情义两心知(5)

“不是。”

“他仍旧没有半分归顺之心?”

“没有。”

南承曜可有可无地笑了笑,“他倒是个难得的人才,可惜了。”

对面的潋捧着粥碗,定定看他,“殿下的意思是,杀!?”

南承曜依旧是漫不经心地一笑,眼底却冷漠一片,“不得即弃,成大事者,当收放自如。”

我知道他这么做其实并没有什么不对,既然不能收为己用,又注定对立,放虎归山还不如斩草除根。可是,即便明白这样的道理,心底还是无法抑制地有些发冷。

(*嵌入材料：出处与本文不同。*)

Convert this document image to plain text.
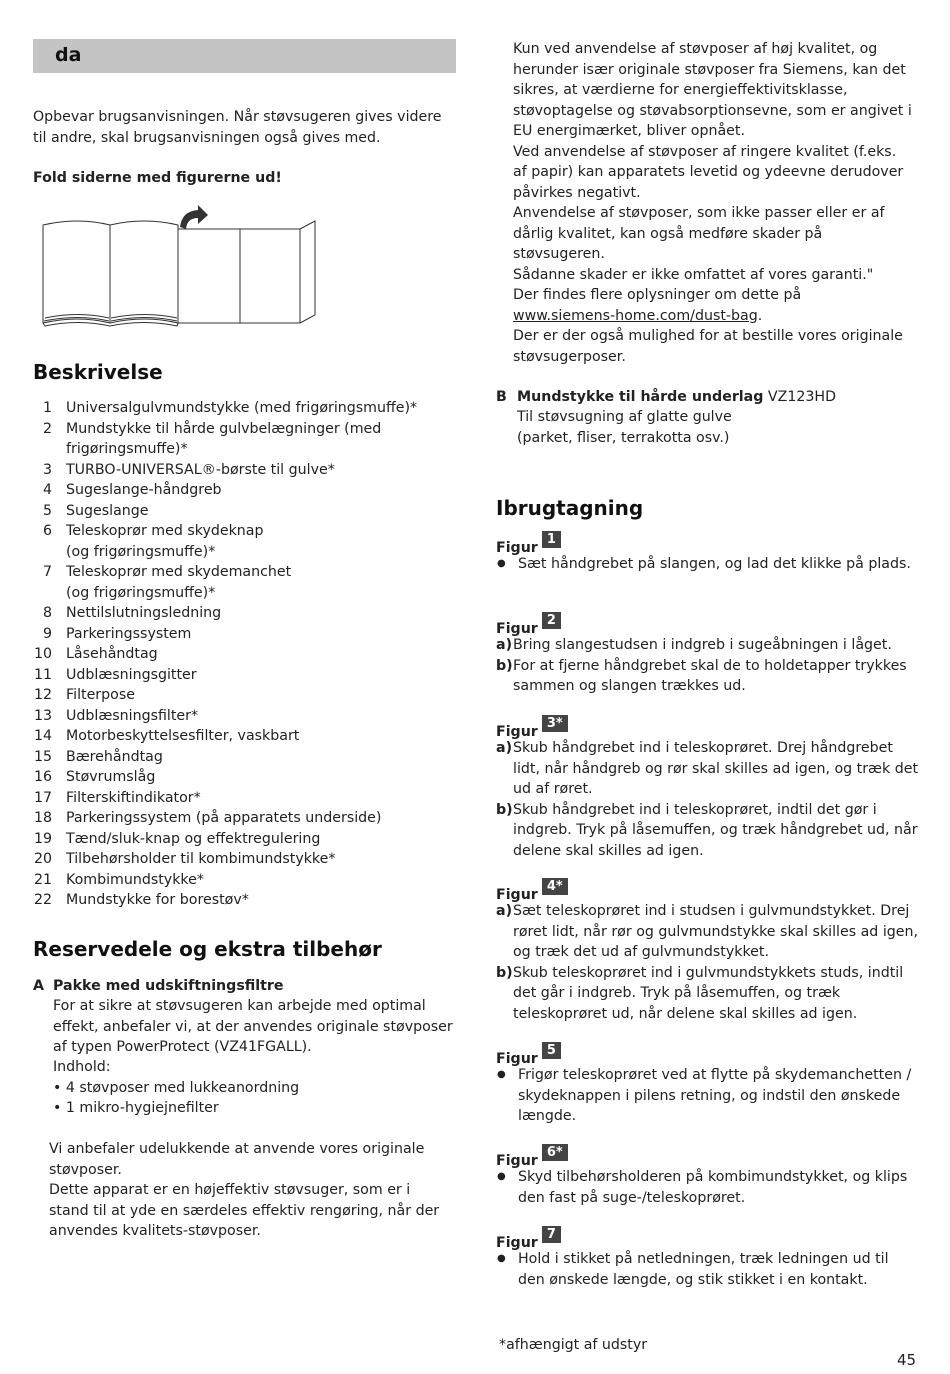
da
Opbevar brugsanvisningen. Når støvsugeren gives videre til andre, skal brugsanvisningen også gives med.
Fold siderne med figurerne ud!
Beskrivelse
1 Universalgulvmundstykke (med frigøringsmuffe)*
2 Mundstykke til hårde gulvbelægninger (med
frigøringsmuffe)*
3 TURBO-UNIVERSAL®-børste til gulve*
4 Sugeslange-håndgreb
5 Sugeslange
6 Teleskoprør med skydeknap
(og frigøringsmuffe)*
7 Teleskoprør med skydemanchet
(og frigøringsmuffe)*
8 Nettilslutningsledning
9 Parkeringssystem
10 Låsehåndtag
11 Udblæsningsgitter
12 Filterpose
13 Udblæsningsfilter*
14 Motorbeskyttelsesfilter, vaskbart
15 Bærehåndtag
16 Støvrumslåg
17 Filterskiftindikator*
18 Parkeringssystem (på apparatets underside)
19 Tænd/sluk-knap og effektregulering
20 Tilbehørsholder til kombimundstykke*
21 Kombimundstykke*
22 Mundstykke for borestøv*
Reservedele og ekstra tilbehør
A Pakke med udskiftningsfiltre
For at sikre at støvsugeren kan arbejde med optimal effekt, anbefaler vi, at der anvendes originale støvposer af typen PowerProtect (VZ41FGALL).
Indhold:
• 4 støvposer med lukkeanordning
• 1 mikro-hygiejnefilter
Vi anbefaler udelukkende at anvende vores originale støvposer.
Dette apparat er en højeffektiv støvsuger, som er i stand til at yde en særdeles effektiv rengøring, når der anvendes kvalitets-støvposer.
Kun ved anvendelse af støvposer af høj kvalitet, og herunder især originale støvposer fra Siemens, kan det sikres, at værdierne for energieffektivitsklasse, støvoptagelse og støvabsorptionsevne, som er angivet i EU energimærket, bliver opnået.
Ved anvendelse af støvposer af ringere kvalitet (f.eks. af papir) kan apparatets levetid og ydeevne derudover påvirkes negativt.
Anvendelse af støvposer, som ikke passer eller er af dårlig kvalitet, kan også medføre skader på støvsugeren.
Sådanne skader er ikke omfattet af vores garanti."
Der findes flere oplysninger om dette på
www.siemens-home.com/dust-bag.
Der er der også mulighed for at bestille vores originale støvsugerposer.
B Mundstykke til hårde underlag VZ123HD
Til støvsugning af glatte gulve
(parket, fliser, terrakotta osv.)
Ibrugtagning
Figur 1
● Sæt håndgrebet på slangen, og lad det klikke på plads.
Figur 2
a) Bring slangestudsen i indgreb i sugeåbningen i låget.
b) For at fjerne håndgrebet skal de to holdetapper trykkes sammen og slangen trækkes ud.
Figur 3*
a) Skub håndgrebet ind i teleskoprøret. Drej håndgrebet lidt, når håndgreb og rør skal skilles ad igen, og træk det ud af røret.
b) Skub håndgrebet ind i teleskoprøret, indtil det gør i indgreb. Tryk på låsemuffen, og træk håndgrebet ud, når delene skal skilles ad igen.
Figur 4*
a) Sæt teleskoprøret ind i studsen i gulvmundstykket. Drej røret lidt, når rør og gulvmundstykke skal skilles ad igen, og træk det ud af gulvmundstykket.
b) Skub teleskoprøret ind i gulvmundstykkets studs, indtil det går i indgreb. Tryk på låsemuffen, og træk teleskoprøret ud, når delene skal skilles ad igen.
Figur 5
● Frigør teleskoprøret ved at flytte på skydemanchetten / skydeknappen i pilens retning, og indstil den ønskede længde.
Figur 6*
● Skyd tilbehørsholderen på kombimundstykket, og klips den fast på suge-/teleskoprøret.
Figur 7
● Hold i stikket på netledningen, træk ledningen ud til den ønskede længde, og stik stikket i en kontakt.
*afhængigt af udstyr
45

南承曜伸手拿过一个枕头,动作轻柔地扶我靠在上面,“让潋留在这儿陪你,我随秦昭去去便来。”

我轻轻点了下头,然后目送他的背影消失在屏风外。

“二姐,快趁热把粥喝了。”潋一面说着,一面又舀了一勺送至我唇边。

我看着他眼睑下淡淡的青色和眼中密布的红血丝,不由得有些心疼:“你们行军归来本就大耗元气,如今又守了我一天一夜,只怕身体会吃不消,唤个丫鬟来便成了,你快去休息一下。还有殿下那边,你也差人去和他说一声,别太累了。”

“我没什么,至于南承曜,你就更不用觉得过意不去,”潋眉目冷然,“原是他欠你的!”

我略微蹙眉,如此率性而为且口无遮拦,早晚有一天要吃亏的,“潋,你也不是小孩子了,三殿下是你能直呼的吗?”

他的眸中隐现怒意,“他竟然敢用你作饵引董老贼,我叫他的名字,又有什么不应该?”

我轻叹道:“殿下会这么做,必然是做好了全面的布置,我现在不是没事了吗?”

他眸中的怒气稍有缓和,有些心不甘情不愿地开了口,“若不是看出他是真的在意你,你以为我会就这样算了吗?”

我就着他手中的勺,又喝了一口粥,没有说话。

潋一面喂我,一面继续开口,“那天我们久攻不下,你又被董铭带走了,谁也不知道会怎样。那个时候,是三殿下自己冒着箭雨,飞身上了城楼,剑一出手,不过两招便要了董老贼的性命。”

纵然对南承曜极为不满,可说到这里,他的面上还是带上了些钦佩之色,或许他自己也察觉到了,有些不好意思地笑了下,又舀了勺粥喂我,方才继续说道:“董老贼一死,邺城守军也就溃不成军了,我们攻下邺城,即刻便去找你。因害怕误伤到你,三殿下下了严令:邺城之内,任何情况下不得兵刃伤人。他让我、秦昭、赵漠、欧阳献分别带人出邺城沿着不同的方向去找你,他自己则赶往董记商行。后来我得到消息说你已经没事了,这才带兵回来,等我到了商行,他已经下令灭了董氏一门。”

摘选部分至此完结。